Most of these mods will increase power, but at higher rpms. Many of these mods do not enhance low rpm performance very much, if at all. Take the performance cam. While they allow more air, more time to enter the cylinder, at high rpms, at lower rpms or idle, they become inefficient. This is why you will notice a lopey idle with many high performance engines. It may sound cool, but they are actually running pretty poorly and probably burning extra fuel in the process.

Another means to increasing power is to increase displacement. Like anything else, a physically bigger engine, allows more air and more fuel to enter the cylinders to burn. A V8 for example, will always produce more hp than a 4 cylinder or six cylinder, simply by having a larger physical size.

Superchargers and turbochargers are just another way to increase the amount of air into the engine. They do require an increase in the delivery of fuel, but they can increase power substantially because they can force feed more air into the engine, than the engine can draw on it's own. This is the only true replacement for displacement. With supercharging or turbocharging, a smaller engine can indeed produce more hp than a naturally aspirated V8.

Power adders such as nitrous oxide, isn't a fuel in itself, but it does have qualities which increase hp by it's use. First, nitrous oxide has the ability to cool down the intake charge, a lot! Thus increasing the density of the incoming air, much like an intercooler does, on a turbo'ed engine. This increased density means more air enters the engine. Next, nitrous oxide contains oxygen which also burns with the fuel. It's simply adding more air into the engine for the fuel to burn with and releasing more power.

Besides nitrous oxide, plain old water can be a power adder. Water injection can be used to increase hp. It works similarly to nitrous, in that it cools the intake charge, increasing the density of the air entering the engine. Add more fuel and you make more power.

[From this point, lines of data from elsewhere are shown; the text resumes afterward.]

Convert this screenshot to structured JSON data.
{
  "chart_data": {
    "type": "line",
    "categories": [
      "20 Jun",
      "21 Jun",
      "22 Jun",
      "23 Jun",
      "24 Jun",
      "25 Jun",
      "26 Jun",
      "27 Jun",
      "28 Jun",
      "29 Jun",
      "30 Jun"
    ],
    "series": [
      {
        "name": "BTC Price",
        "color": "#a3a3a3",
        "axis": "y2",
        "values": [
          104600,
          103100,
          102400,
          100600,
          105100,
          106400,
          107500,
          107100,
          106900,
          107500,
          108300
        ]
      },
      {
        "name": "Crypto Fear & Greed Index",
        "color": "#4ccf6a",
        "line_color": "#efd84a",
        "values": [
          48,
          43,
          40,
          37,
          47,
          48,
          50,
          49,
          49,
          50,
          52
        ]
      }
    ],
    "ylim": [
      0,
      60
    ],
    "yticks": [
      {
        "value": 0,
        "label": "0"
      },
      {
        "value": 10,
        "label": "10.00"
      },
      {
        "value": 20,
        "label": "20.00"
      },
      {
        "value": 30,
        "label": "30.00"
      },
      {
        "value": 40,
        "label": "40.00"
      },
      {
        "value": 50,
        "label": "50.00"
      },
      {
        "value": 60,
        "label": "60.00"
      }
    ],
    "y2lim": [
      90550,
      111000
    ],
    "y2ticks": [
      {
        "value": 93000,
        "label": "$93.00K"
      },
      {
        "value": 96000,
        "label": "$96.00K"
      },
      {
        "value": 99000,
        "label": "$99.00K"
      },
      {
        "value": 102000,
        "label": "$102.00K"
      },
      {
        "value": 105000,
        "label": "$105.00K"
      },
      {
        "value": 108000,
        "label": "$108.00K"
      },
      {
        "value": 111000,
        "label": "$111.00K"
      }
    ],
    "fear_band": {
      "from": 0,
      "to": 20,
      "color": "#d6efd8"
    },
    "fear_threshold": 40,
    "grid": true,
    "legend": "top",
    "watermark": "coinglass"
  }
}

There are other types of fuels which naturally produce more power due to whats known as energy density. Diesel, for example contains almost twice the energy density of gasoline, per gallon. This is also why diesels tend to inherently produce greater torque and increased fuel economy at far less engine rpms. At the other end of the spectrum of fuels, you have nitromethane. Technically, engines that burn nitro, tend to be very high horsepower engines. Top fuel dragsters exclusively run on nitromethane, but the fuel itself has a very low energy density. The difference is, in a top fuel engine, you can burn over 7X the amount of fuel in the engine at once, thus releasing an enormous amount of power at the cost of horrendous fuel economy.

So in a nut shell. Making power is a matter of introducing as much air and fuel into the cylinders at higher rpms, as possible. Performance parts, such as "chips", physically cannot trick the computer enough to introduce increased amount of air and fuel into the engine to make a significant difference. Nor do other "bolt on" products which promise performance, like special spark plugs, or fuel line magnets.